Fencing has not been a sport that is traditionally followed in Jamaica, so not many people would be aware that in October 2013, Ohio-based Jamaican, Allison Miller won the nation’s first gold medal for fencing in the Central American and Caribbean (CAC) Championships in Guatemala. Soon thereafter, in November, Jamaica then won another gold medal in the London International Open 2013, through Caitlin Nicole Chang, who resides in Britain.
It was only recently, in April 2012, that the Jamaica Fencing Federation was incorporated in Jamaica by President and founder, Jamaican born James McBean from Spanish Town, who competed previously in the American college system making it to the top 15 in the US in his last two years of college. The federation was subsequently admitted as a member to the International Fencing Federation FIE in November 2012. Since then, and with the support of the Jamaica Olympic Association, McBean has been working hard to introduce the sport of fencing to Jamaicans. His team consists of Christopher Samuda as advisor, Kevin Jackson, secretary, Marc Ramsay and Laurel Smith as consultants.
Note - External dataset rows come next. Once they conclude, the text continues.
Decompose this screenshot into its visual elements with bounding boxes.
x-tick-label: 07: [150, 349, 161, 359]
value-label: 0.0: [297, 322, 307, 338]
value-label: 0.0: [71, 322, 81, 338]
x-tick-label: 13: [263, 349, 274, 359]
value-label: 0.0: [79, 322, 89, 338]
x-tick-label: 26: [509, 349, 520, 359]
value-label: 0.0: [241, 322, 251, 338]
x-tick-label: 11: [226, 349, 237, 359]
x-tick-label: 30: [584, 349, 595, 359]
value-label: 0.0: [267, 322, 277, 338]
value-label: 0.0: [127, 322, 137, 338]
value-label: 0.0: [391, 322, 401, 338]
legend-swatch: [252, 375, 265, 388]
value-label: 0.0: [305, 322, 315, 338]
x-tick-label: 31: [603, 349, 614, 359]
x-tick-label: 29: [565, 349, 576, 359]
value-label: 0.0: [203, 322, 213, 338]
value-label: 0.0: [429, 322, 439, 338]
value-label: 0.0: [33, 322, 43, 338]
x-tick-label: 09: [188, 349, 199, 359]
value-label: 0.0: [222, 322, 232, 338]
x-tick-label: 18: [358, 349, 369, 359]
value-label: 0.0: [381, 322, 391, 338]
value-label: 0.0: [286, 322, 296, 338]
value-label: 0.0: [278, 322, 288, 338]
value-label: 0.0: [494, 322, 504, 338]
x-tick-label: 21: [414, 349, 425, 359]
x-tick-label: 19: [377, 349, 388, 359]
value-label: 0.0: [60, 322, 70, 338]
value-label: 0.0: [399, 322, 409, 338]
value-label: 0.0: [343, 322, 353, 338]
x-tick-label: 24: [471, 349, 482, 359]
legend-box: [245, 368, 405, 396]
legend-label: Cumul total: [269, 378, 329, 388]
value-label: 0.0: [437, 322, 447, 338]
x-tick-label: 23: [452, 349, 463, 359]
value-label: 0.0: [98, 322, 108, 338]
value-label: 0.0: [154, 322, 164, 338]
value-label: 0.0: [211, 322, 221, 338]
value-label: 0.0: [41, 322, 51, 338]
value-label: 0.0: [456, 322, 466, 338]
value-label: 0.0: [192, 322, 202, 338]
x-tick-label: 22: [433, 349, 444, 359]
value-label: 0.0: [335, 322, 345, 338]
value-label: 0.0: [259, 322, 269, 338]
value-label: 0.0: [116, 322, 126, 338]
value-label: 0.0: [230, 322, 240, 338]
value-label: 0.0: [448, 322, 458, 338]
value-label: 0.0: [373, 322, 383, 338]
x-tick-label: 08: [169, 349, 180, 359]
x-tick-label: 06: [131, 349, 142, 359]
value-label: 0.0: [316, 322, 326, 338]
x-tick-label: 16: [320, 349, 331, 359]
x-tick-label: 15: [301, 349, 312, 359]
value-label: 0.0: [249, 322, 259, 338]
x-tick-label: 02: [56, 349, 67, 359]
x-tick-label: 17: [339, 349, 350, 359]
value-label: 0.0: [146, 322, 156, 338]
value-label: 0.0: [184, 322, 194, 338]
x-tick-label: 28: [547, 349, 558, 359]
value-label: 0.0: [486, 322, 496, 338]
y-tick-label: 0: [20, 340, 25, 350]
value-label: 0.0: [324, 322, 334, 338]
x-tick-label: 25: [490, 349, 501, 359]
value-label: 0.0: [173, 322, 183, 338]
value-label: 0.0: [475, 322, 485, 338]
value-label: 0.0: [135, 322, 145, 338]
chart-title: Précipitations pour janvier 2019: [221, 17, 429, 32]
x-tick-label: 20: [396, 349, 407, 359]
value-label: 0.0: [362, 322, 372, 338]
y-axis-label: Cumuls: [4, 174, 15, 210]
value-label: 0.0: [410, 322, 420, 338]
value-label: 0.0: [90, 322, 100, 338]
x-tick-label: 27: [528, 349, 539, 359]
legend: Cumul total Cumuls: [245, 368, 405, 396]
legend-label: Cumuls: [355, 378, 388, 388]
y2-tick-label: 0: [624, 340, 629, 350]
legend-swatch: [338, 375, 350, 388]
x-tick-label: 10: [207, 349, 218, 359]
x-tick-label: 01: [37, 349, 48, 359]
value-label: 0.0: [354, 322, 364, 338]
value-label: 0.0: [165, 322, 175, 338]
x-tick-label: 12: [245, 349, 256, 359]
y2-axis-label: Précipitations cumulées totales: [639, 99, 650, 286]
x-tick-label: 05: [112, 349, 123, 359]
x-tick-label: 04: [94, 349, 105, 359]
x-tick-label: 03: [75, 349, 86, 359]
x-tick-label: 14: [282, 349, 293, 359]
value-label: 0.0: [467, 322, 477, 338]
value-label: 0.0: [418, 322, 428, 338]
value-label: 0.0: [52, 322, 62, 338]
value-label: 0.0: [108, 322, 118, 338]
Photo courtesy of the International Fencing Federation FIE
As the JFF visit high schools throughout the island, demonstrating the sport to students, McBean has been very encouraged by the interest displayed. He is of the opinion that competitiveness is culturally engrained in Jamaicans at a young age, and that fencing is another avenue through which young people can demonstrate their physical and intellectual dominance of another in a a healthy way. The JFF operates from five standards of conduct: etiquette, modesty, perseverance, self-control and indomitable spirit. These standards McBean borrowed from his Tae Kwon Do training, and he believes them to be appropriate for today’s Jamaican youth. Fencers are forced to think and react quickly, and the sport is therefore excellent in helping young people develop acute coordination between the physical and intellectual realm.
In mid 2013, French National, Jean Pierre Riffaud joined the JFF as the organization’s first fencing coach. Based in Mandeville, Riffaud became a part of JFF’s pilot program – the development of the Manchester Fencing Club, the first fencing club in Jamaica’s history. At present, Riffaud is the only coach on the island, but plans are being made for additional coaches to come to Jamaica. A club has also been established at Wolmer’s Boys School in Kingston. The students are able to make use of equipment donated by the FIE to Jamaica.
Photo Shannon S. Evans
The establishment of the JFF has allowed fencers of Jamaican heritage all around the world to represent Jamaica in their favoured sport.
In 2013, 14 year old Tia Simms-Lymn, a British born fencer of British and Jamaican parentage, was the first person to represent Jamaica in fencing on an international level. Even before the JFF existed, Lymn had been seeking a way to represent the country of her ancestry, although she was already ranked no. 1 in Britain in her age group. She was therefore thrilled to be first on board once the JFF had been admitted to the FIE. Her participation is also key in demonstrating to Jamaica what can be accomplished on an international level. Lymn has been fencing for the last 7 years. She has been British Epee Champion in her age group for the last three years and in 2011 was double British Champion, in the Foil and the Epee. The Foil and the Epee are two of the three categories of fencing weaponry, the third being Saber.
In February 2014, she represented Jamaica in Guatemala at the Pan American Championships. And in March 2014, she competed in the largest and most prestigious under-15 fencing competition in the world, the Challenge Wratislavia, in Wrokaw Poland, where over 2,000 fencers participated. Once again, Jamaica came out on top with the silver medal, with Lymn beating out previously undefeated top seeds.
Lymn then flew to Plovdiv, Bulgaria where she competed at the Cadet World Championships in April 2014.
In addition to these three outstanding ladies, a number of fencers residing in the USA, England, Germany and Wales are also representing Jamaica at local levels.
The JFF looks forward to training new members for their club, here in Jamaica, as well as encouraging fencers around the world who are of Jamaican heritage and who would like to represent the country to do so. Allison Miller, Caitlin Nicole Chang, and Tia Simms Lynn are all hoping to qualify to compete at the 2016 Olympic Games in Rio, Brazil.